June Blog Challenge Day 10: EMOTIONAL
My mom likes to tell this story about how when I was an infant, I never cried. She even took me to the doctor because she was worried that there was something wrong with me since I never cried. Well... I guess I made up for it, cause she ends the story by saying once I hit adolescence, I made up for the lack of tears as an infant and toddler, that's for sure.
An emotional mess. Or at least overly emotional. Both could describe me, though some would prefer to use the second description as it's slightly less mean, I suppose.
It's interesting... I was really, really good at stuffing my emotions and not letting them out unless I was alone. Even then, I struggled to let any emotion out whatsoever. I hated feeling my feelings. I hated being emotional. So I just stopped feeling. That was probably one of the benefits of my ed, or at least it was in my mind. It kept me numb. Numb was good. Numb didn't hurt. Numb didn't cause emotional reactions to anything.
Once I began the recovery process, all hell broke loose. I remember the moment when I started feeling things again, when my emotions made their re-entry into my life. I think it was about five months into recovery, and I had regained enough so that my body was beginning to function slightly more normally. It was as if I was given some magical tonic that unleashed the flood of emotions I had stuffed all those years.

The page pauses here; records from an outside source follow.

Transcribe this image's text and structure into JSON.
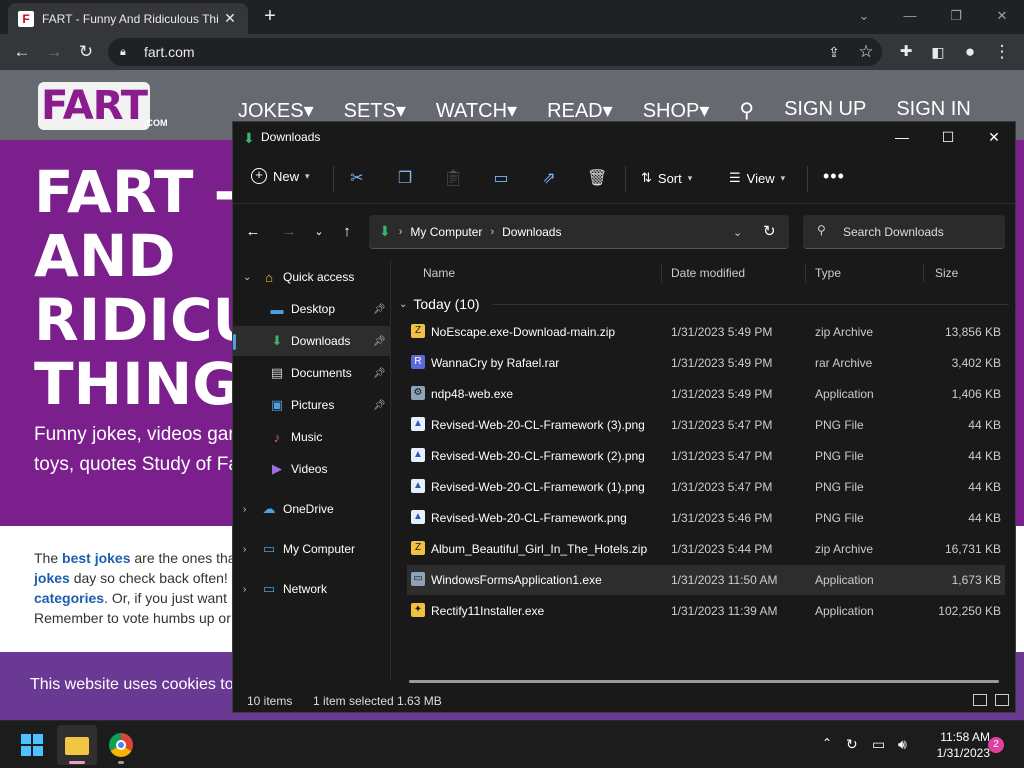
{
  "chrome": {
    "tab_title": "FART - Funny And Ridiculous Thi",
    "tab_favicon": "F",
    "url": "fart.com"
  },
  "site": {
    "logo": "FART",
    "logo_suffix": ".COM",
    "nav": [
      "JOKES",
      "SETS",
      "WATCH",
      "READ",
      "SHOP",
      "SIGN UP",
      "SIGN IN"
    ],
    "hero_title": "FART - AND RIDICU THINGS",
    "hero_sub": "Funny jokes, videos games, toys, quotes Study of Farts).",
    "body_text_1": "The ",
    "body_link_1": "best jokes",
    "body_text_2": " are the ones tha",
    "body_link_2": "jokes",
    "body_text_3": " day so check back often!",
    "body_link_3": "categories",
    "body_text_4": ".  Or, if you just want",
    "body_text_5": "Remember to vote humbs up or",
    "cookie_text": "This website uses cookies to"
  },
  "explorer": {
    "title": "Downloads",
    "cmd": {
      "new": "New",
      "sort": "Sort",
      "view": "View"
    },
    "breadcrumb": [
      "My Computer",
      "Downloads"
    ],
    "search_placeholder": "Search Downloads",
    "nav_pane": [
      {
        "label": "Quick access",
        "icon": "star-home-icon"
      },
      {
        "label": "Desktop",
        "icon": "desktop-icon",
        "pinned": true
      },
      {
        "label": "Downloads",
        "icon": "download-icon",
        "pinned": true
      },
      {
        "label": "Documents",
        "icon": "document-icon",
        "pinned": true
      },
      {
        "label": "Pictures",
        "icon": "picture-icon",
        "pinned": true
      },
      {
        "label": "Music",
        "icon": "music-icon"
      },
      {
        "label": "Videos",
        "icon": "video-icon"
      },
      {
        "label": "OneDrive",
        "icon": "cloud-icon"
      },
      {
        "label": "My Computer",
        "icon": "computer-icon"
      },
      {
        "label": "Network",
        "icon": "network-icon"
      }
    ],
    "columns": {
      "name": "Name",
      "date": "Date modified",
      "type": "Type",
      "size": "Size"
    },
    "group": "Today (10)",
    "files": [
      {
        "name": "NoEscape.exe-Download-main.zip",
        "date": "1/31/2023 5:49 PM",
        "type": "zip Archive",
        "size": "13,856 KB",
        "kind": "zip"
      },
      {
        "name": "WannaCry by Rafael.rar",
        "date": "1/31/2023 5:49 PM",
        "type": "rar Archive",
        "size": "3,402 KB",
        "kind": "rar"
      },
      {
        "name": "ndp48-web.exe",
        "date": "1/31/2023 5:49 PM",
        "type": "Application",
        "size": "1,406 KB",
        "kind": "exe"
      },
      {
        "name": "Revised-Web-20-CL-Framework (3).png",
        "date": "1/31/2023 5:47 PM",
        "type": "PNG File",
        "size": "44 KB",
        "kind": "png"
      },
      {
        "name": "Revised-Web-20-CL-Framework (2).png",
        "date": "1/31/2023 5:47 PM",
        "type": "PNG File",
        "size": "44 KB",
        "kind": "png"
      },
      {
        "name": "Revised-Web-20-CL-Framework (1).png",
        "date": "1/31/2023 5:47 PM",
        "type": "PNG File",
        "size": "44 KB",
        "kind": "png"
      },
      {
        "name": "Revised-Web-20-CL-Framework.png",
        "date": "1/31/2023 5:46 PM",
        "type": "PNG File",
        "size": "44 KB",
        "kind": "png"
      },
      {
        "name": "Album_Beautiful_Girl_In_The_Hotels.zip",
        "date": "1/31/2023 5:44 PM",
        "type": "zip Archive",
        "size": "16,731 KB",
        "kind": "zip"
      },
      {
        "name": "WindowsFormsApplication1.exe",
        "date": "1/31/2023 11:50 AM",
        "type": "Application",
        "size": "1,673 KB",
        "kind": "exe",
        "selected": true
      },
      {
        "name": "Rectify11Installer.exe",
        "date": "1/31/2023 11:39 AM",
        "type": "Application",
        "size": "102,250 KB",
        "kind": "exe"
      }
    ],
    "status_items": "10 items",
    "status_selected": "1 item selected  1.63 MB"
  },
  "taskbar": {
    "time": "11:58 AM",
    "date": "1/31/2023",
    "notifications": "2"
  }
}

It still sucks, actually. I'm not a fan of this stage in the game. I'm looking forward to the time when my emotions are not overwhelming or overblown, which is where they are now. I have rather inflated responses to situations that don't need that strong of a response. I know that. I also know that one day, I will learn to feel these emotions as they arise, and will not overreact the way I do currently.
The reality of it is that I am a very, very sensitive person. My whole body is sensitive. You know that warning on medicines? The one that says like 1 in 150,000 will have a reaction to something? I'm that 1. That's why one of my goals through this recovery process is to learn how I can handle my emotions appropriately for me.
Because of my sensitivities, my response may never be what others consider *typical* but you know what? I think I'm ok with that.
Prompt: Are you emotional? Do you wish you could be? Do you respect people who are emotional or consider them unstable? Does emotion have a place in recovery? Let your mind take off!